August 26, 2020 Fiona Smith

Re-engagement: Ignite Your Inactive Subscriber

Digital marketing spend in the US is anticipated to reach 3.24 billion dollars by the year 2023. Out of all those new leads, only 20% on average generate a sale. That transfers to approx. 2.59 billion dollars loss marketing spend in 2023.

Often many digital marketers focus on acquisition because goals are often set for how many leads programs need to acquire. While this is important in the marketing funnel, it is only one part of the challenge as we go from acquisition to a qualified sale (or your ultimate success metric). 

Digital marketers use re-engagement strategy to engage inactive leads or remove inactives from the database. This not only assists in maximizing marketing ROI, but also achieves a clean, truly engaged list of subscribers.

In order to successfully re-engage these leads/customers, it is important to track your rate of churn and understand your lead-life cycle.

Recognizing & Segmenting Inactivity

To successfully launch a re-engagement email marketing program, it is important to segment your database to define leads that are inactive now, and build triggers to recognize and automate future leads that become inactive.

Segment filtering can be very different from one organization to the next and can be tied to activity on past emails, measure of success, cadence, or consumer purchase habits.

Real-world examples:

  • ENTERPRISE X sends a monthly email with the goal of showing readers what is new online that month. The goal is to have readers click through to informative content. Readers are not considered inactive until 6 months of not opening the email.
  • B2B sends a cross-promotional nurture email weekly to encourage leads and customers to discover and buy new products/content which is targeted by a known topic of interest. The lead does not open/click an email in 3 months which triggers a re-engagement program. Success is accounted for by discovery- click through to the website.
  • B2C organization sends weekly email to customers. The product is a consumable with a 30 supply. The organization’s e-com is linked to their EMP and marketers are able to trigger inactivity from the last sale/next anticipated purchase date.  The consumer is sent a series of reminder and incentive based “come back” emails. The success is measured by online sales.

Setting your goals, understanding your data, and subscriber’s life-cycle are key in defining your trigger of inactivity and measurement for success.


Like your segmentation, cadence is different for each organization. Perhaps re-engagement of subscribers of a newsletter that goes out at the end of the month could become re-engaged by a series of weekly communications that deploy throughout the month. Some organizations opt for a single email. An understanding of your subscribers and past communications is key. Test, test, and test. There will always be more inactivity to optimize future communication, content, and cadence.

Re-engage Email

You know who you are emailing; you know what you want to measure; you understand the cadence. Now it’s time to put it to work. Email best practice fall across all communications, but re-engagement has some tried and true learnings that can work:

Subject Lines

  • Catchy fun subject lines (where appropriate)
  • Subject lines in a style different to standard branded communication
  • Include call to actions
  • Subject lines that create an emotional response 
  • Include value in the subject line

Graphics and Content

  • Shorter email size
  • Simple, straight to the point message
  • Include “What you have missed”
  • Surveys
  • Value added statement
  • Remind the subscriber why they signed up


  • Clear call to action/s to encourage engagement
  • Clear method to unsubscribe
  • Alternative way for the subscriber to interact (social media, blog, website)

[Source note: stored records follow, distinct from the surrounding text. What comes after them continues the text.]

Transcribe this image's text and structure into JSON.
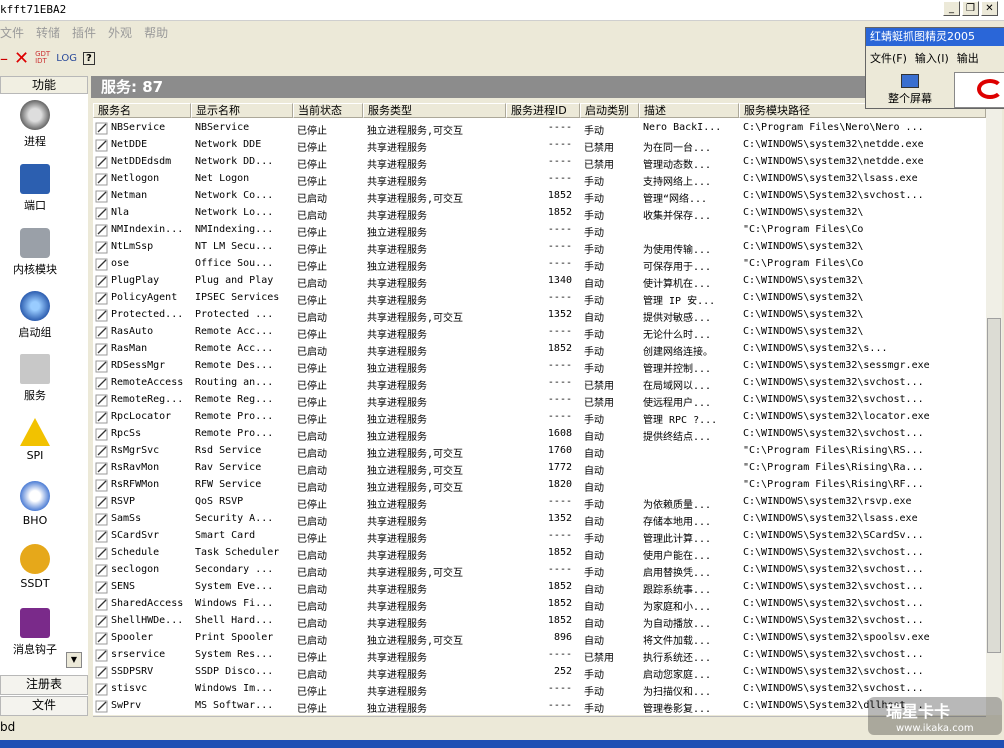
{
  "window": {
    "title": "kfft71EBA2"
  },
  "menubar": [
    "文件",
    "转储",
    "插件",
    "外观",
    "帮助"
  ],
  "toolbar": {
    "log": "LOG",
    "help": "?"
  },
  "sidebar": {
    "header": "功能",
    "items": [
      "进程",
      "端口",
      "内核模块",
      "启动组",
      "服务",
      "SPI",
      "BHO",
      "SSDT",
      "消息钩子"
    ],
    "footer": [
      "注册表",
      "文件"
    ]
  },
  "service_count": "服务: 87",
  "table": {
    "columns": [
      "服务名",
      "显示名称",
      "当前状态",
      "服务类型",
      "服务进程ID",
      "启动类别",
      "描述",
      "服务模块路径"
    ],
    "rows": [
      [
        "NBService",
        "NBService",
        "已停止",
        "独立进程服务,可交互",
        "----",
        "手动",
        "Nero BackI...",
        "C:\\Program Files\\Nero\\Nero ..."
      ],
      [
        "NetDDE",
        "Network DDE",
        "已停止",
        "共享进程服务",
        "----",
        "已禁用",
        "为在同一台...",
        "C:\\WINDOWS\\system32\\netdde.exe"
      ],
      [
        "NetDDEdsdm",
        "Network DD...",
        "已停止",
        "共享进程服务",
        "----",
        "已禁用",
        "管理动态数...",
        "C:\\WINDOWS\\system32\\netdde.exe"
      ],
      [
        "Netlogon",
        "Net Logon",
        "已停止",
        "共享进程服务",
        "----",
        "手动",
        "支持网络上...",
        "C:\\WINDOWS\\system32\\lsass.exe"
      ],
      [
        "Netman",
        "Network Co...",
        "已启动",
        "共享进程服务,可交互",
        "1852",
        "手动",
        "管理“网络...",
        "C:\\WINDOWS\\System32\\svchost..."
      ],
      [
        "Nla",
        "Network Lo...",
        "已启动",
        "共享进程服务",
        "1852",
        "手动",
        "收集并保存...",
        "C:\\WINDOWS\\system32\\"
      ],
      [
        "NMIndexin...",
        "NMIndexing...",
        "已停止",
        "独立进程服务",
        "----",
        "手动",
        "",
        "\"C:\\Program Files\\Co"
      ],
      [
        "NtLmSsp",
        "NT LM Secu...",
        "已停止",
        "共享进程服务",
        "----",
        "手动",
        "为使用传输...",
        "C:\\WINDOWS\\system32\\"
      ],
      [
        "ose",
        "Office Sou...",
        "已停止",
        "独立进程服务",
        "----",
        "手动",
        "可保存用于...",
        "\"C:\\Program Files\\Co"
      ],
      [
        "PlugPlay",
        "Plug and Play",
        "已启动",
        "共享进程服务",
        "1340",
        "自动",
        "使计算机在...",
        "C:\\WINDOWS\\system32\\"
      ],
      [
        "PolicyAgent",
        "IPSEC Services",
        "已停止",
        "共享进程服务",
        "----",
        "手动",
        "管理 IP 安...",
        "C:\\WINDOWS\\system32\\"
      ],
      [
        "Protected...",
        "Protected ...",
        "已启动",
        "共享进程服务,可交互",
        "1352",
        "自动",
        "提供对敏感...",
        "C:\\WINDOWS\\system32\\"
      ],
      [
        "RasAuto",
        "Remote Acc...",
        "已停止",
        "共享进程服务",
        "----",
        "手动",
        "无论什么时...",
        "C:\\WINDOWS\\system32\\"
      ],
      [
        "RasMan",
        "Remote Acc...",
        "已启动",
        "共享进程服务",
        "1852",
        "手动",
        "创建网络连接。",
        "C:\\WINDOWS\\system32\\s..."
      ],
      [
        "RDSessMgr",
        "Remote Des...",
        "已停止",
        "独立进程服务",
        "----",
        "手动",
        "管理并控制...",
        "C:\\WINDOWS\\system32\\sessmgr.exe"
      ],
      [
        "RemoteAccess",
        "Routing an...",
        "已停止",
        "共享进程服务",
        "----",
        "已禁用",
        "在局域网以...",
        "C:\\WINDOWS\\system32\\svchost..."
      ],
      [
        "RemoteReg...",
        "Remote Reg...",
        "已停止",
        "共享进程服务",
        "----",
        "已禁用",
        "使远程用户...",
        "C:\\WINDOWS\\system32\\svchost..."
      ],
      [
        "RpcLocator",
        "Remote Pro...",
        "已停止",
        "独立进程服务",
        "----",
        "手动",
        "管理 RPC ?...",
        "C:\\WINDOWS\\system32\\locator.exe"
      ],
      [
        "RpcSs",
        "Remote Pro...",
        "已启动",
        "独立进程服务",
        "1608",
        "自动",
        "提供终结点...",
        "C:\\WINDOWS\\system32\\svchost..."
      ],
      [
        "RsMgrSvc",
        "Rsd Service",
        "已启动",
        "独立进程服务,可交互",
        "1760",
        "自动",
        "",
        "\"C:\\Program Files\\Rising\\RS..."
      ],
      [
        "RsRavMon",
        "Rav Service",
        "已启动",
        "独立进程服务,可交互",
        "1772",
        "自动",
        "",
        "\"C:\\Program Files\\Rising\\Ra..."
      ],
      [
        "RsRFWMon",
        "RFW Service",
        "已启动",
        "独立进程服务,可交互",
        "1820",
        "自动",
        "",
        "\"C:\\Program Files\\Rising\\RF..."
      ],
      [
        "RSVP",
        "QoS RSVP",
        "已停止",
        "独立进程服务",
        "----",
        "手动",
        "为依赖质量...",
        "C:\\WINDOWS\\system32\\rsvp.exe"
      ],
      [
        "SamSs",
        "Security A...",
        "已启动",
        "共享进程服务",
        "1352",
        "自动",
        "存储本地用...",
        "C:\\WINDOWS\\system32\\lsass.exe"
      ],
      [
        "SCardSvr",
        "Smart Card",
        "已停止",
        "共享进程服务",
        "----",
        "手动",
        "管理此计算...",
        "C:\\WINDOWS\\System32\\SCardSv..."
      ],
      [
        "Schedule",
        "Task Scheduler",
        "已启动",
        "共享进程服务",
        "1852",
        "自动",
        "使用户能在...",
        "C:\\WINDOWS\\System32\\svchost..."
      ],
      [
        "seclogon",
        "Secondary ...",
        "已启动",
        "共享进程服务,可交互",
        "----",
        "手动",
        "启用替换凭...",
        "C:\\WINDOWS\\system32\\svchost..."
      ],
      [
        "SENS",
        "System Eve...",
        "已启动",
        "共享进程服务",
        "1852",
        "自动",
        "跟踪系统事...",
        "C:\\WINDOWS\\system32\\svchost..."
      ],
      [
        "SharedAccess",
        "Windows Fi...",
        "已启动",
        "共享进程服务",
        "1852",
        "自动",
        "为家庭和小...",
        "C:\\WINDOWS\\system32\\svchost..."
      ],
      [
        "ShellHWDe...",
        "Shell Hard...",
        "已启动",
        "共享进程服务",
        "1852",
        "自动",
        "为自动播放...",
        "C:\\WINDOWS\\System32\\svchost..."
      ],
      [
        "Spooler",
        "Print Spooler",
        "已启动",
        "独立进程服务,可交互",
        "896",
        "自动",
        "将文件加载...",
        "C:\\WINDOWS\\system32\\spoolsv.exe"
      ],
      [
        "srservice",
        "System Res...",
        "已停止",
        "共享进程服务",
        "----",
        "已禁用",
        "执行系统还...",
        "C:\\WINDOWS\\system32\\svchost..."
      ],
      [
        "SSDPSRV",
        "SSDP Disco...",
        "已启动",
        "共享进程服务",
        "252",
        "手动",
        "启动您家庭...",
        "C:\\WINDOWS\\system32\\svchost..."
      ],
      [
        "stisvc",
        "Windows Im...",
        "已停止",
        "共享进程服务",
        "----",
        "手动",
        "为扫描仪和...",
        "C:\\WINDOWS\\system32\\svchost..."
      ],
      [
        "SwPrv",
        "MS Softwar...",
        "已停止",
        "独立进程服务",
        "----",
        "手动",
        "管理卷影复...",
        "C:\\WINDOWS\\System32\\dllhost..."
      ]
    ]
  },
  "float_window": {
    "title": "红蜻蜓抓图精灵2005",
    "menu": [
      "文件(F)",
      "输入(I)",
      "输出"
    ],
    "button": "整个屏幕"
  },
  "statusbar": {
    "left": "bd"
  },
  "watermark": {
    "brand": "瑞星卡卡",
    "url": "www.ikaka.com"
  }
}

Don’t be afraid to say goodbye

We all want a large audience to market, but like many things in life it is quality not quantity of leads that matter. After you have been through your re-engagement you will still have a percentage of your segmented list that has not responded. Now it’s time to make the cut.  This can be a daunting task, and some organizations even send a “You are about to be removed” email just to have the comfort level they are truly worthy of being removed from the subscriber list.

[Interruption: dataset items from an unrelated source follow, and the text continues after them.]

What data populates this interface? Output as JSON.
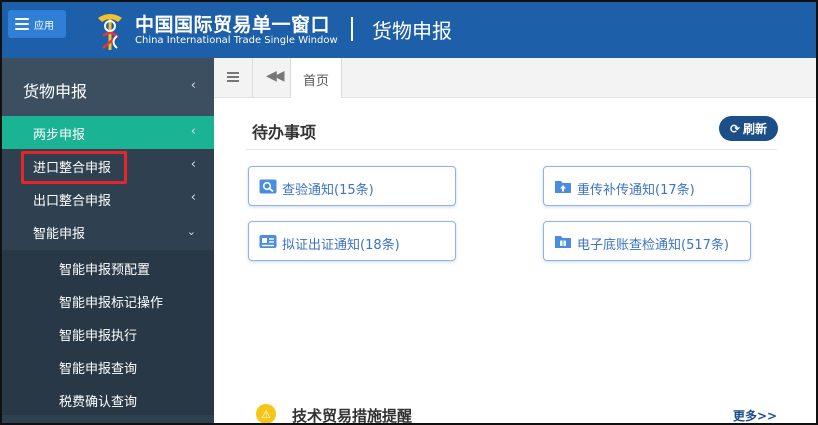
{
  "header": {
    "app_button_label": "应用",
    "brand_cn": "中国国际贸易单一窗口",
    "brand_en": "China International Trade Single Window",
    "title": "货物申报"
  },
  "sidebar": {
    "title": "货物申报",
    "items": [
      {
        "label": "两步申报",
        "active": true
      },
      {
        "label": "进口整合申报",
        "highlighted": true
      },
      {
        "label": "出口整合申报"
      },
      {
        "label": "智能申报",
        "expanded": true
      }
    ],
    "subitems": [
      {
        "label": "智能申报预配置"
      },
      {
        "label": "智能申报标记操作"
      },
      {
        "label": "智能申报执行"
      },
      {
        "label": "智能申报查询"
      },
      {
        "label": "税费确认查询"
      }
    ]
  },
  "tabs": {
    "home_label": "首页"
  },
  "todo": {
    "title": "待办事项",
    "refresh_label": "刷新",
    "cards": [
      {
        "label": "查验通知(15条)",
        "icon": "inspection-icon"
      },
      {
        "label": "重传补传通知(17条)",
        "icon": "upload-icon"
      },
      {
        "label": "拟证出证通知(18条)",
        "icon": "certificate-icon"
      },
      {
        "label": "电子底账查检通知(517条)",
        "icon": "ledger-icon"
      }
    ]
  },
  "tech": {
    "title": "技术贸易措施提醒",
    "more_label": "更多>>"
  },
  "colors": {
    "header_bg": "#1d5fa8",
    "sidebar_bg": "#2f4050",
    "active_bg": "#1ab394",
    "highlight_border": "#e8262a",
    "card_text": "#3c73c4",
    "button_bg": "#1c4f8a"
  }
}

Good news. Removing these leads from your database has many advantages:

  • Gives you clearer cleaner performance stats on your engaged audience
  • Helps your sender reputation
  • Analytics: such as recognizing lead sources who provide value

There is no cookie-cutter solution for every organization, but a good re-engagement strategy itself can be one of the most cost-efficient ROI tools in your marketing arsenal.